The problem with my GPU was that it was not able to allocate enough memory. I managed to fix this by adding a parameter to the autocast, in the same file, as follows with autocast(dtype=torch.float16):. Moreover, I also played around with the IMS_PER_BATCH in Base-bagtricks.yml. I had to reduce the batch size for both the SOLVER and the TEST fields. I also added torch.cuda.empty_cache() right after the self.grad_scaler.update(), but I don't think it is necessary. Emptying the cache ensured it worked during training but it also increased training time.

I am quite new to this so I am not sure if this was the best approach but I hope it helps.

tiamo405 commented 1 year ago

Hi. I was facing the same issue today on the Market1501 dataset, and in my case I think it had to do with self.optimizer.zero_grad() (found in _engine/trainloop.py). After changing this to self.optimizer.zero_grad(set_to_none=False) I started getting a different error, related to my GPU.

The problem with my GPU was that it was not able to allocate enough memory. I managed to fix this by adding a parameter to the autocast, in the same file, as follows with autocast(dtype=torch.float16):. Moreover, I also played around with the IMS_PER_BATCH in Base-bagtricks.yml. I had to reduce the batch size for both the SOLVER and the TEST fields. I also added torch.cuda.empty_cache() right after the self.grad_scaler.update(), but I don't think it is necessary. Emptying the cache ensured it worked during training but it also increased training time.

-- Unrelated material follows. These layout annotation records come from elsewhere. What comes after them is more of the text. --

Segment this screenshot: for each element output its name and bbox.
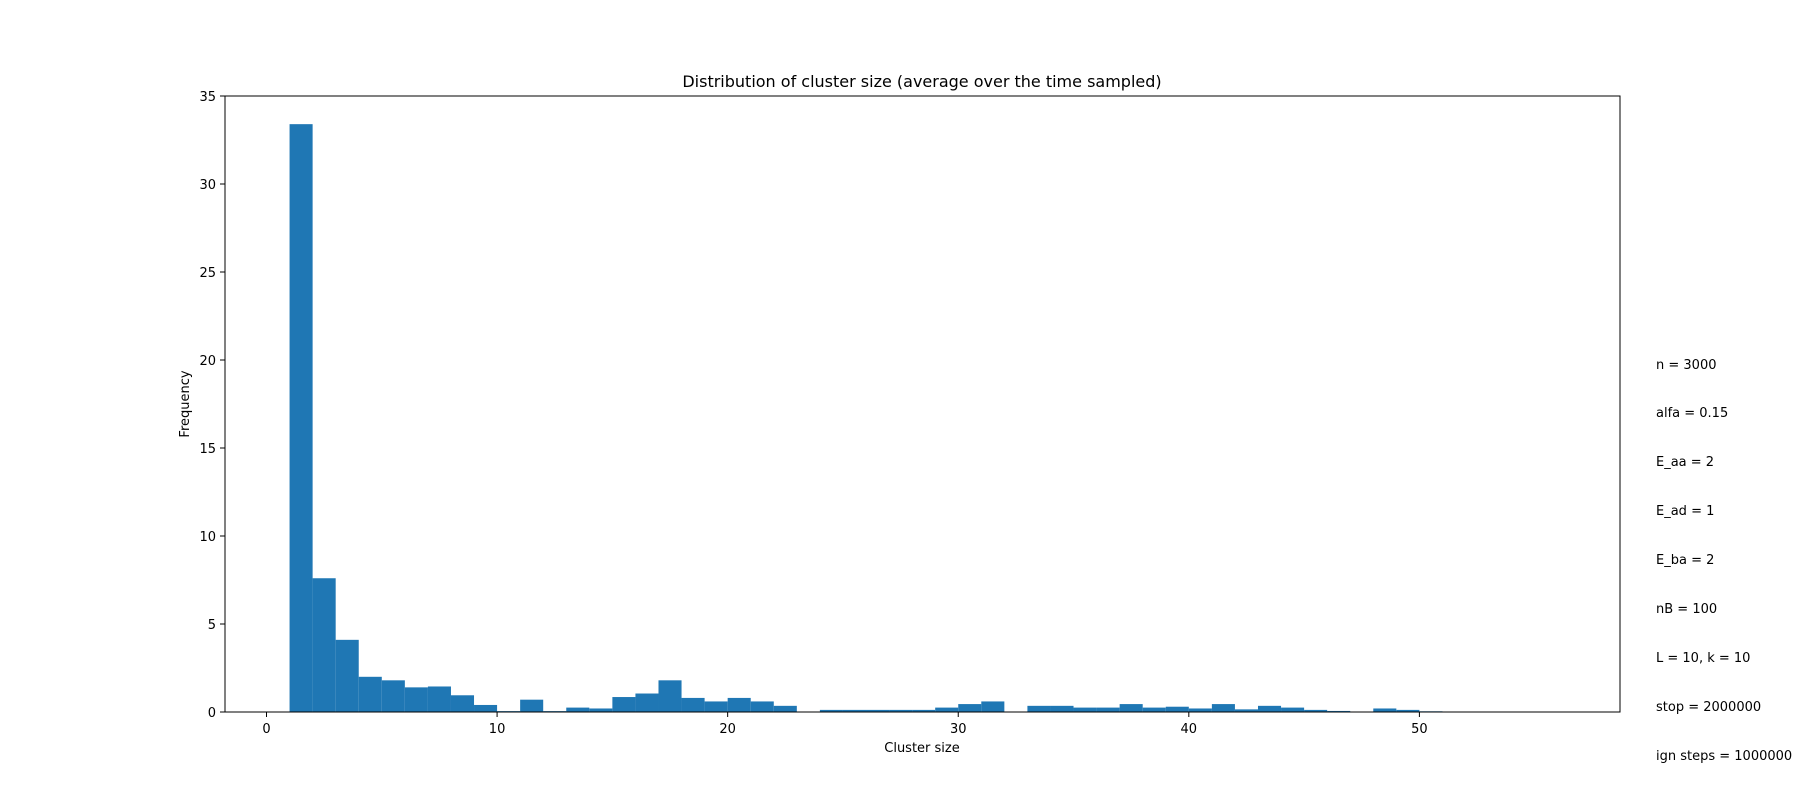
histogram-bar — [981, 701, 1005, 712]
plot-frame — [224, 95, 1621, 713]
y-tick-label: 20 — [199, 354, 216, 369]
histogram-bar — [1096, 707, 1120, 712]
histogram-bar — [312, 578, 336, 712]
parameters-annotation: n = 3000 alfa = 0.15 E_aa = 2 E_ad = 1 E… — [1656, 325, 1792, 781]
histogram-bar — [1142, 707, 1166, 712]
histogram-bar — [866, 709, 890, 712]
x-tick-label: 50 — [1411, 722, 1428, 737]
x-axis-label: Cluster size — [884, 741, 959, 756]
histogram-bar — [1281, 707, 1305, 712]
y-tick-label: 5 — [208, 618, 216, 633]
annotation-line: E_ad = 1 — [1656, 504, 1715, 520]
histogram-bar — [450, 695, 475, 712]
y-tick-label: 15 — [199, 442, 216, 457]
histogram-bar — [912, 709, 936, 712]
histogram-bar — [819, 709, 843, 712]
x-tick-label: 0 — [262, 722, 270, 737]
histogram-bar — [1119, 704, 1143, 712]
histogram-bar — [1396, 709, 1420, 712]
histogram-bar — [289, 124, 313, 712]
histogram-bar — [1234, 709, 1258, 712]
histogram-bar — [1027, 705, 1051, 712]
x-axis: 0 10 20 30 40 50 — [262, 712, 1428, 737]
histogram-bar — [427, 686, 451, 712]
annotation-line: n = 3000 — [1656, 357, 1717, 373]
annotation-line: E_ba = 2 — [1656, 553, 1715, 569]
histogram-bar — [958, 704, 982, 712]
histogram-bar — [658, 680, 682, 712]
histogram-bar — [1188, 708, 1212, 712]
histogram-bar — [1050, 705, 1074, 712]
histogram-bar — [358, 676, 382, 712]
histogram-bar — [1257, 705, 1282, 712]
annotation-line: ign steps = 1000000 — [1656, 748, 1793, 764]
y-tick-label: 35 — [199, 90, 216, 105]
chart-title: Distribution of cluster size (average ov… — [682, 72, 1161, 91]
histogram-bar — [335, 639, 359, 712]
histogram-bar — [404, 687, 428, 712]
y-axis-label: Frequency — [178, 370, 193, 437]
histogram-bar — [381, 680, 405, 712]
histogram-bar — [1304, 709, 1328, 712]
histogram-bar — [704, 701, 728, 712]
y-axis: 0 5 10 15 20 25 30 35 — [199, 90, 225, 721]
x-tick-label: 20 — [719, 722, 736, 737]
y-tick-label: 30 — [199, 178, 216, 193]
histogram-bar — [750, 701, 774, 712]
annotation-line: E_aa = 2 — [1656, 455, 1715, 471]
histogram-bar — [589, 708, 613, 712]
y-tick-label: 25 — [199, 266, 216, 281]
histogram-bar — [1073, 707, 1097, 712]
histogram-bar — [1373, 708, 1397, 712]
annotation-line: alfa = 0.15 — [1656, 406, 1729, 422]
y-tick-label: 0 — [208, 706, 216, 721]
histogram-bar — [889, 709, 913, 712]
histogram-bar — [842, 709, 867, 712]
histogram-bar — [1327, 710, 1351, 712]
histogram-bar — [1165, 706, 1189, 712]
x-tick-label: 30 — [950, 722, 967, 737]
y-tick-label: 10 — [199, 530, 216, 545]
histogram-bar — [727, 697, 751, 712]
histogram-bar — [773, 705, 797, 712]
histogram-bar — [612, 697, 636, 712]
histogram-bar — [1211, 704, 1235, 712]
annotation-line: nB = 100 — [1656, 602, 1718, 618]
x-tick-label: 40 — [1181, 722, 1198, 737]
bars-group — [289, 124, 1466, 712]
histogram-bar — [520, 699, 544, 712]
x-tick-label: 10 — [489, 722, 506, 737]
histogram-bar — [935, 707, 959, 712]
annotation-line: stop = 2000000 — [1656, 699, 1762, 715]
histogram-bar — [566, 707, 590, 712]
annotation-line: L = 10, k = 10 — [1656, 650, 1751, 666]
histogram-bar — [635, 693, 659, 712]
histogram-bar — [474, 704, 498, 712]
histogram-bar — [681, 697, 705, 712]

I am quite new to this so I am not sure if this was the best approach but I hope it helps.

hey, i am facing the same issue when running the getting started code, did you figure out the problem?

update: just removed MODEL.DEVICE "cuda:0 from the command line

run this: python3 tools/train_net.py --config-file ./configs/Market1501/bagtricks_R50.yml"

my workaround was to downgrade pytorch version. pip install torch==1.11.0+cu113 torchvision==0.12.0+cu113 torchaudio==0.11.0 --extra-index-url https://download.pytorch.org/whl/cu113 then the program works normally

michal-kierzynka commented 1 year ago

In my case adding set_to_none parameter to optimizer.zero_grad fixed the problem: self.optimizer.zero_grad(set_to_none=False).

huiyiygy commented 9 months ago

Hi everyone, I also encountered this issue in Pytorch 2.0, and after debugging the code, I found a simple solution that does not require lowering the Pytorch version。 Just need to Set 'continuous=False' in line 380 of defaults.py

return build_optimizer(cfg, model)
# convert to
return build_optimizer(cfg, model, continuous=False)

In this way, it is avoided to convert the network's params to ContiguousParams.

I debugged code and found that if using ContiguousParams, after loss.backword() , the calculated gradient is None, and leading to training errors.

After setting'continuous=False', the network can train smoothly and may achieve higher precision : )

jveitchmichaelis commented 8 months ago

@huiyiygy Thanks for this! Minor typo, it should be contiguous=False, not continuous. Otherwise this seems to work and while you can train with AMP off, I get pretty terrible loss curves. With this set, loss immediately decreases as expected.